I nodded. “I’m not proud of how I handled things. I pushed you away and then blamed you for leaving.”

“I was miserable. I was trying to make myself love a man who was really good to me at that time. He wasn’t rejecting me the way you were. He was older, and he felt like a safe place to land, I guess. But the first time I slept with Wes, I locked myself in a bathroom afterward and cried for hours. I missed you so much that it physically hurt.”

“Fuck. We can’t change the past, and I wouldn’t change anything now because Gracie is the light of my life. I know I was meant to be her father. I just always thought I was meant to be the man who’d grow old with you, too.”

“I did, too. But I’m glad that you have your beautiful daughter, Cage. It used to devastate me—thoughts of you with a child that wasn’t ours—but seeing you with her is the most beautiful thing I’ve ever witnessed. It makes me think that all we’ve been through was worth it. And I’d go through all of it again if it meant you got to be Gracie’s daddy.”

Fuck me.

This woman.

She’d been the only woman who’d ever really understood me. The one I’d bared my soul to, and that hadn’t changed, had it?
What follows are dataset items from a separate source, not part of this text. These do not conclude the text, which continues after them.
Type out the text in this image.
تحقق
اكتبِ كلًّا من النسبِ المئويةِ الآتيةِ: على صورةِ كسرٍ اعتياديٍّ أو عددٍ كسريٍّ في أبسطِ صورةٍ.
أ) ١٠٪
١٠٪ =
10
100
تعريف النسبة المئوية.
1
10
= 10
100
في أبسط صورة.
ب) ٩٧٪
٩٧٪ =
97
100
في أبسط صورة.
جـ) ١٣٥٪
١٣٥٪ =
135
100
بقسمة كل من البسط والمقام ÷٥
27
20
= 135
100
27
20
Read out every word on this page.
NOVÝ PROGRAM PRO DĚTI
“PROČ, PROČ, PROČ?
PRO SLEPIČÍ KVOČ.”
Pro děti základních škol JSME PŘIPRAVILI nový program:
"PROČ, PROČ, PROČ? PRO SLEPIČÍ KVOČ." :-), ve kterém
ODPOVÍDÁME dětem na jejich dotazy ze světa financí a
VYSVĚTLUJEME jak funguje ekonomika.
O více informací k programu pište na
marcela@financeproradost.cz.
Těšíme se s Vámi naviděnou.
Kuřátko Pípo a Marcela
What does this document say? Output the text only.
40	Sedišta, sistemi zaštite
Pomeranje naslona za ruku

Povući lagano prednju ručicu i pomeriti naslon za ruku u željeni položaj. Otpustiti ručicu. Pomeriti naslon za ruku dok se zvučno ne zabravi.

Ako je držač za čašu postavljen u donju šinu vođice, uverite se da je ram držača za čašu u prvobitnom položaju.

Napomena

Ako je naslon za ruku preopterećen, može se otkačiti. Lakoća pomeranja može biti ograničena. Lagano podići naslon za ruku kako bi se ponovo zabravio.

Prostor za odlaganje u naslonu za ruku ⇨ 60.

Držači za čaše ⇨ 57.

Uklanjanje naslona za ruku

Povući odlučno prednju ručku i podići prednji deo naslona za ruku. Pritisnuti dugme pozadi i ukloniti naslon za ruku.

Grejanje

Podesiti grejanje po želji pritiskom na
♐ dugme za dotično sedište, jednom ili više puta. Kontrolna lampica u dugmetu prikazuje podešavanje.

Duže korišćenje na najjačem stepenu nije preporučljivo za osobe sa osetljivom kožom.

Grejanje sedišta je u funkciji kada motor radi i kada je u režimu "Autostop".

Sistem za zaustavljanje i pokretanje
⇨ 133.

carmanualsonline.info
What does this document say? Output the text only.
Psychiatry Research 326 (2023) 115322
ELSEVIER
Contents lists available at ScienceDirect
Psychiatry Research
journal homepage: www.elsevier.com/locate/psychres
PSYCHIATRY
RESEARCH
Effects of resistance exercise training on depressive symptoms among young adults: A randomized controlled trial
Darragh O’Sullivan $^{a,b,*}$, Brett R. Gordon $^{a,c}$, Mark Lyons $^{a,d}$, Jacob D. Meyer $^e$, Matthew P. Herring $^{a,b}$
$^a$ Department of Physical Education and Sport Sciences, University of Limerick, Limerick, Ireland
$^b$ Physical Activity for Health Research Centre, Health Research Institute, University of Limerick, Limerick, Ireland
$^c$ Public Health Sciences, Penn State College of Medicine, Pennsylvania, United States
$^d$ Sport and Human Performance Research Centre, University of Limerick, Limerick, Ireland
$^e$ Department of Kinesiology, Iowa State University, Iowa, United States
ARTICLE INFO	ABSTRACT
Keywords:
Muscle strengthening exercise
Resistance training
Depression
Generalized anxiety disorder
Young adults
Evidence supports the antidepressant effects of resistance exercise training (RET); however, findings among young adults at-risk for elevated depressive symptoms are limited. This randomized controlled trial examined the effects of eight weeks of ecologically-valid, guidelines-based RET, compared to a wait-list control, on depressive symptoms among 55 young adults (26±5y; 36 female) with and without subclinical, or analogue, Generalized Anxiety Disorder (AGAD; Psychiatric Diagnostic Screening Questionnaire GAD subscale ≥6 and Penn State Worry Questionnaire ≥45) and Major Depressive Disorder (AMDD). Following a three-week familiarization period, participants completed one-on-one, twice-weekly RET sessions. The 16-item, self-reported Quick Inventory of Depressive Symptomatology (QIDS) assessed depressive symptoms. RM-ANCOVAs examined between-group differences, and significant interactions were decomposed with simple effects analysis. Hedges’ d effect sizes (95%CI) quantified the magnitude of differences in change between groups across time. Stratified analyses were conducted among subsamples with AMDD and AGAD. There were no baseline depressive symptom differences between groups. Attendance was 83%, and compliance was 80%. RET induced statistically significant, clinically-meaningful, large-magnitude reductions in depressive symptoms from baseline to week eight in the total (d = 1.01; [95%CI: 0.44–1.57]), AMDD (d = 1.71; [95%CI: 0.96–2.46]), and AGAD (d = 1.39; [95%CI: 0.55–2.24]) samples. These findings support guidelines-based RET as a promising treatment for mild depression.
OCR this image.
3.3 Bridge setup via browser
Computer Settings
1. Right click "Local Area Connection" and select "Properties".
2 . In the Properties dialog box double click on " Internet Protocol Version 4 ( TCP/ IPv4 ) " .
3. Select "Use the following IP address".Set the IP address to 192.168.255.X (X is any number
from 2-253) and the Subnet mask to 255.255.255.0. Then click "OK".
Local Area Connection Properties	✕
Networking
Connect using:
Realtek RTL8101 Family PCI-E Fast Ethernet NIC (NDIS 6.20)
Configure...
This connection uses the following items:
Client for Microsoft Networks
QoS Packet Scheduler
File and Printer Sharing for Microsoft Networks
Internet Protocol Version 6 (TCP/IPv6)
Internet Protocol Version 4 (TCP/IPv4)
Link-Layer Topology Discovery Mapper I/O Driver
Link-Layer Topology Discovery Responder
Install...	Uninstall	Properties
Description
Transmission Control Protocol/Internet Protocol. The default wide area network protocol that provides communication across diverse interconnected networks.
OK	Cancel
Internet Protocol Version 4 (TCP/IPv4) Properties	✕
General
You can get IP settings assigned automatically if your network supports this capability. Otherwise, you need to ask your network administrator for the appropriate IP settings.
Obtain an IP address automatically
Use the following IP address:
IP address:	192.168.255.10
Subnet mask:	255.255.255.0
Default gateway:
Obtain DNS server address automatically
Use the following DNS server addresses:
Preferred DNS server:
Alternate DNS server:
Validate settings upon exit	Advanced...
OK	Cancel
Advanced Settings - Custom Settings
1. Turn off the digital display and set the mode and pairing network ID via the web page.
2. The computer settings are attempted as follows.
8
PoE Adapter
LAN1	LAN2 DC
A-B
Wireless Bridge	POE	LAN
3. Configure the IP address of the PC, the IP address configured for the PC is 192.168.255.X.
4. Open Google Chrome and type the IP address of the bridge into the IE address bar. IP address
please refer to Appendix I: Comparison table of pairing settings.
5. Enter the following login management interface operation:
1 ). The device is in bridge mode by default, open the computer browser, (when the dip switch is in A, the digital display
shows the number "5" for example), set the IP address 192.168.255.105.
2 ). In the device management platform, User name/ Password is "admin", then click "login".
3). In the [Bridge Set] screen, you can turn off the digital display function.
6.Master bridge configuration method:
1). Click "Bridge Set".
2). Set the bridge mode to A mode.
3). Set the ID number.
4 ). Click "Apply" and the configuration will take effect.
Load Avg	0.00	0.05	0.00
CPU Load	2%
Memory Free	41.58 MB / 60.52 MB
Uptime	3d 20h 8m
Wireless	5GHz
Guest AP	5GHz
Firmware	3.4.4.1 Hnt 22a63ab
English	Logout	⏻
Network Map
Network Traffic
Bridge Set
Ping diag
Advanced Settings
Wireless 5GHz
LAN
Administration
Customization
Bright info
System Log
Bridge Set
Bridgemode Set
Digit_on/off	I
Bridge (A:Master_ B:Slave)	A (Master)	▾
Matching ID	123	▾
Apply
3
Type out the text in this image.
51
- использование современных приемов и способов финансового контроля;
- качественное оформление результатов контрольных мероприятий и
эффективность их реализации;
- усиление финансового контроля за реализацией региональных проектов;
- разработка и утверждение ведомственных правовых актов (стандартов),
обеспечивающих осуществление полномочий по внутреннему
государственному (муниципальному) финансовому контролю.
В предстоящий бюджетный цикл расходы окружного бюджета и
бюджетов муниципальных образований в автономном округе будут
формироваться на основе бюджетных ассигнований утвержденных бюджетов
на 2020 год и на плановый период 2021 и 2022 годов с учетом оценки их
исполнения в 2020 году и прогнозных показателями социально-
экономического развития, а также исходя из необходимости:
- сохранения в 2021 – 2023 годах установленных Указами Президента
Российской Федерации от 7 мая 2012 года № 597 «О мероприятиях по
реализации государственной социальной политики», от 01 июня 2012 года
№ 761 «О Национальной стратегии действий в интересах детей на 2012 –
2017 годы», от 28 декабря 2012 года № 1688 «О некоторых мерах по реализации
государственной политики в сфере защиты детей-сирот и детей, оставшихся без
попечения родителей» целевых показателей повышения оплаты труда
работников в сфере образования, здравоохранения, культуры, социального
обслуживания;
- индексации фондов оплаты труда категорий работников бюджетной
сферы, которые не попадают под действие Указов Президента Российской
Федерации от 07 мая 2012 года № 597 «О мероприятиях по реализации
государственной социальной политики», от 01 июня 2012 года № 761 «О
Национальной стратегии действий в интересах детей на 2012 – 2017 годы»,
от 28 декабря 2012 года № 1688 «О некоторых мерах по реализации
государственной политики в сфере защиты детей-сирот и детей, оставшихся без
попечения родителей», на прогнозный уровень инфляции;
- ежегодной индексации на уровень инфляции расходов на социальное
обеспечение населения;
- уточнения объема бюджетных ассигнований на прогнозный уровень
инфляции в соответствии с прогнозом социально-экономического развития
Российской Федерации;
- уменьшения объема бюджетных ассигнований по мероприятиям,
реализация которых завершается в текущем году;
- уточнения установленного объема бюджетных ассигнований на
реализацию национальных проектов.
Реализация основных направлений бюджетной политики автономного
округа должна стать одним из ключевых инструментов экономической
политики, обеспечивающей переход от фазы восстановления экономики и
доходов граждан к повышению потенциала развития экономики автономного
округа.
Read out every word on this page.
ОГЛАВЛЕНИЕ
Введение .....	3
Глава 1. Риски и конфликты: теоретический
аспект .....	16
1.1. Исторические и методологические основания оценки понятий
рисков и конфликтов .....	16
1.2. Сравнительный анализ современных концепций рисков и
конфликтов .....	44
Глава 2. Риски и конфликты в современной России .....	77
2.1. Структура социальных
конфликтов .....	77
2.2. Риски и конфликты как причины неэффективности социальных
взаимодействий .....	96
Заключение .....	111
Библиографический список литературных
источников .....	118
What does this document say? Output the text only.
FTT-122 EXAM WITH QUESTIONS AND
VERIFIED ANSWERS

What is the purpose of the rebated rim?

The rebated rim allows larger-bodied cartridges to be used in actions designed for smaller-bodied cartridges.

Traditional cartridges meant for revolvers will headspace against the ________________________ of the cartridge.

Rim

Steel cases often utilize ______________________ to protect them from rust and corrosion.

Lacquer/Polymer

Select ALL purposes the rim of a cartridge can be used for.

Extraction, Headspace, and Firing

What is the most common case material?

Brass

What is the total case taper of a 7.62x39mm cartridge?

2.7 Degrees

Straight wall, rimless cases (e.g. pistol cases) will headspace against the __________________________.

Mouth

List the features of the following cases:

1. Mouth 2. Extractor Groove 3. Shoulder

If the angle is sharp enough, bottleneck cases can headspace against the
“I would do it all again, too, but I’d do everything in my power not to hurt you. It’s my one regret in life. Hurting you. Losing you. I’ll never forgive myself for it, because in a way, I guess I don’t want to. I know I lost the only woman I’ll ever love, and I accept it. I own it. But I’ll carry it with me. Hell, that’s why you’re inked on my heart with my daughter. Do you remember the day that we met? I mean, the actual date?”

“June 23.” She shrugged as her bottom lip trembled. “It hits me hard every year because it’s still the day that goes down as the best day of my life.”

“It’s Gracie’s birthday. It’s the day my daughter was fucking born. The day the two most important girls came into my life. That’s why it’s inked beneath your names.”

“She was born on June 23?” Her voice shook, and a sob escaped her throat.

“Come here,” I commanded before pulling her onto my lap and wrapping my arms around her. Needing to feel her warmth. Needing to hold her and tell her how sorry I was for destroying us.

For all the pain I’d caused.

She settled against my chest and cried.

And I just sat there holding her.

Wishing I could turn back time.

Wishing things could be different.

She pulled back and looked up at me. “I shouldn’t have given up on you. I shouldn’t have married Wes or turned my back on you when you told me you were having a baby. I blamed you all these years, but I was the one who should have fought harder.”

I stroked her face. “You didn’t do anything wrong. It was all me. And I’m so fucking glad you’re here and that I can tell you everything. I hate that all these years have gone by without speaking to you because I’ve missed you, Raven.”

“I’ve missed you, too, Cowboy,” she whispered.

“Did I tell you the divorce is final?” she whispered. “I heard from Stew today. It’s all done.”

I pulled her hand to my lips, opening her palm and kissing her there. “How do you feel? It’s okay if you’re sad about it. You can talk to me.”

“I’m not sad about it. I’m relieved, which probably makes me a horrible person.”

“You don’t have a horrible bone in your body, Presley Duncan.”